If Carnival Games's success was due to it appealing to people too stupid to know the difference, then ALL games fitting that description would have a similar level of success.

And shock horror - a game that's not even remotely designed for the core gamer gets a relatively low score when rated by core gamers. Who could have foreseen that? By the way, fun fact - two review sites actually rated it over 80%. GameTrailers gave it a 7.3/10. On the flipside, GamePro gave it a 2/5.

And by the way, you mention that "Publishers know that and they won't invest in games like Crysis on WiiU". Are you suggesting that they DID invest in such games on the Wii? Or are you suggesting that, after failing so badly with the Wii, their choice with the Wii U should be to do exactly what they did with the Wii? Because the definition of insanity comes to mind.
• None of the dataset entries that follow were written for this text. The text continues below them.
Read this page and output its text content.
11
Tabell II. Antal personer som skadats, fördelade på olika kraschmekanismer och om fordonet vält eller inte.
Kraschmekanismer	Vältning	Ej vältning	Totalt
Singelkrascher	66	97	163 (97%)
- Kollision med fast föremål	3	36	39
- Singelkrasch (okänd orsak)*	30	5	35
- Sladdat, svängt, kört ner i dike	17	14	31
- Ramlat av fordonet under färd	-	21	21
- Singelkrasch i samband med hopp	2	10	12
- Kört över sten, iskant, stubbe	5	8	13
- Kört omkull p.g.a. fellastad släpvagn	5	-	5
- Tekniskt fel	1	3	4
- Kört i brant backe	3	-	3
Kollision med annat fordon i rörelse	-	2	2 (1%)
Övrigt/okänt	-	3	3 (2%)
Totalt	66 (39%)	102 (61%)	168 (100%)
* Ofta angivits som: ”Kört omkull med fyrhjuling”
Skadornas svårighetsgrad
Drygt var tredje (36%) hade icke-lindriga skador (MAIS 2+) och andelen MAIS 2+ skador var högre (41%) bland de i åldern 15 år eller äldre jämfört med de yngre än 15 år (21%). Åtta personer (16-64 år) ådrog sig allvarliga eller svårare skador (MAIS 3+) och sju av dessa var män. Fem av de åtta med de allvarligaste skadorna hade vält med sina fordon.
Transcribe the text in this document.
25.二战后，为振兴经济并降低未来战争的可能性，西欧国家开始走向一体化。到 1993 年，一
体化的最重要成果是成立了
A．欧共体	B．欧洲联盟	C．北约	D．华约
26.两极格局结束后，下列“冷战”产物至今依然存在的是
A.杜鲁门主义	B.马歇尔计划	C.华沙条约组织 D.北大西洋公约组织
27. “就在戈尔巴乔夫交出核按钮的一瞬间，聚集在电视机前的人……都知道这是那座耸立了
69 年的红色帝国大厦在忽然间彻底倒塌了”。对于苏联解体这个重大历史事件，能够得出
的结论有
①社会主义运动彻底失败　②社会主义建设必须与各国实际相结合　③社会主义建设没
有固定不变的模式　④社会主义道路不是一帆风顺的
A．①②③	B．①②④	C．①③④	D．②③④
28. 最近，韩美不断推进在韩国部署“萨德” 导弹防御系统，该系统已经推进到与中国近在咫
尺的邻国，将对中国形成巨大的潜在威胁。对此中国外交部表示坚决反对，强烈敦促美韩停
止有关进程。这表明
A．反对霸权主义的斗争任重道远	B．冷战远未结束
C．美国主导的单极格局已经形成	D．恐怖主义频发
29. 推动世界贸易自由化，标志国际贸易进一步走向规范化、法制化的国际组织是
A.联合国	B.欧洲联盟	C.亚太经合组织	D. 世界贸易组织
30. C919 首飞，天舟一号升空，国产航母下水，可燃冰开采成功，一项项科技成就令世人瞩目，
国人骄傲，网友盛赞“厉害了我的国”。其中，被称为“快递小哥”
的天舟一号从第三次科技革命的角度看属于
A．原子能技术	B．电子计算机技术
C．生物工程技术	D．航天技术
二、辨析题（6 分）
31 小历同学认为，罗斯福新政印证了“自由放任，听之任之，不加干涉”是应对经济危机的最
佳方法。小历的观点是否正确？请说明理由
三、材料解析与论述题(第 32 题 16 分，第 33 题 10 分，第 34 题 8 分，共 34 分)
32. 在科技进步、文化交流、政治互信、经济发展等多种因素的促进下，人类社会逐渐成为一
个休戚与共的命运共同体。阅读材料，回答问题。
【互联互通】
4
Oh Come the fcuk on guys.. who gives a flying fk.. Crysis is shit and overrated.



 

Like I mentioned in the thread I created just yesterday, this is going to be the rule for a majority of 3rd party games for 2013 for the Wii U not the exception. Im sure the 3rd party developers have late stage kits from Sony and Microsoft and are at this point willing to take the risk to develop for those consoles than take the sure bet of the games not selling for the Wii U.



Kenology said:
Aielyn said:
Sounds to me like something equivalent to that Operation Rainfall thing needs to be started, targeted at EA.

Please, just no.

I'm not so much concerned with EA's games. I'm concerned with the "EA Partners" games. Games from Crytek, for instance. There are also a few EA-owned studios that I'm slightly concerned with - it would be a shame if games like Boom Blox didn't make it to the Wii U.



well im glad it has been confirmed officially that EA are still but hurt about the origin fiasco.

I will laugh when EA keeps looking money because of egos.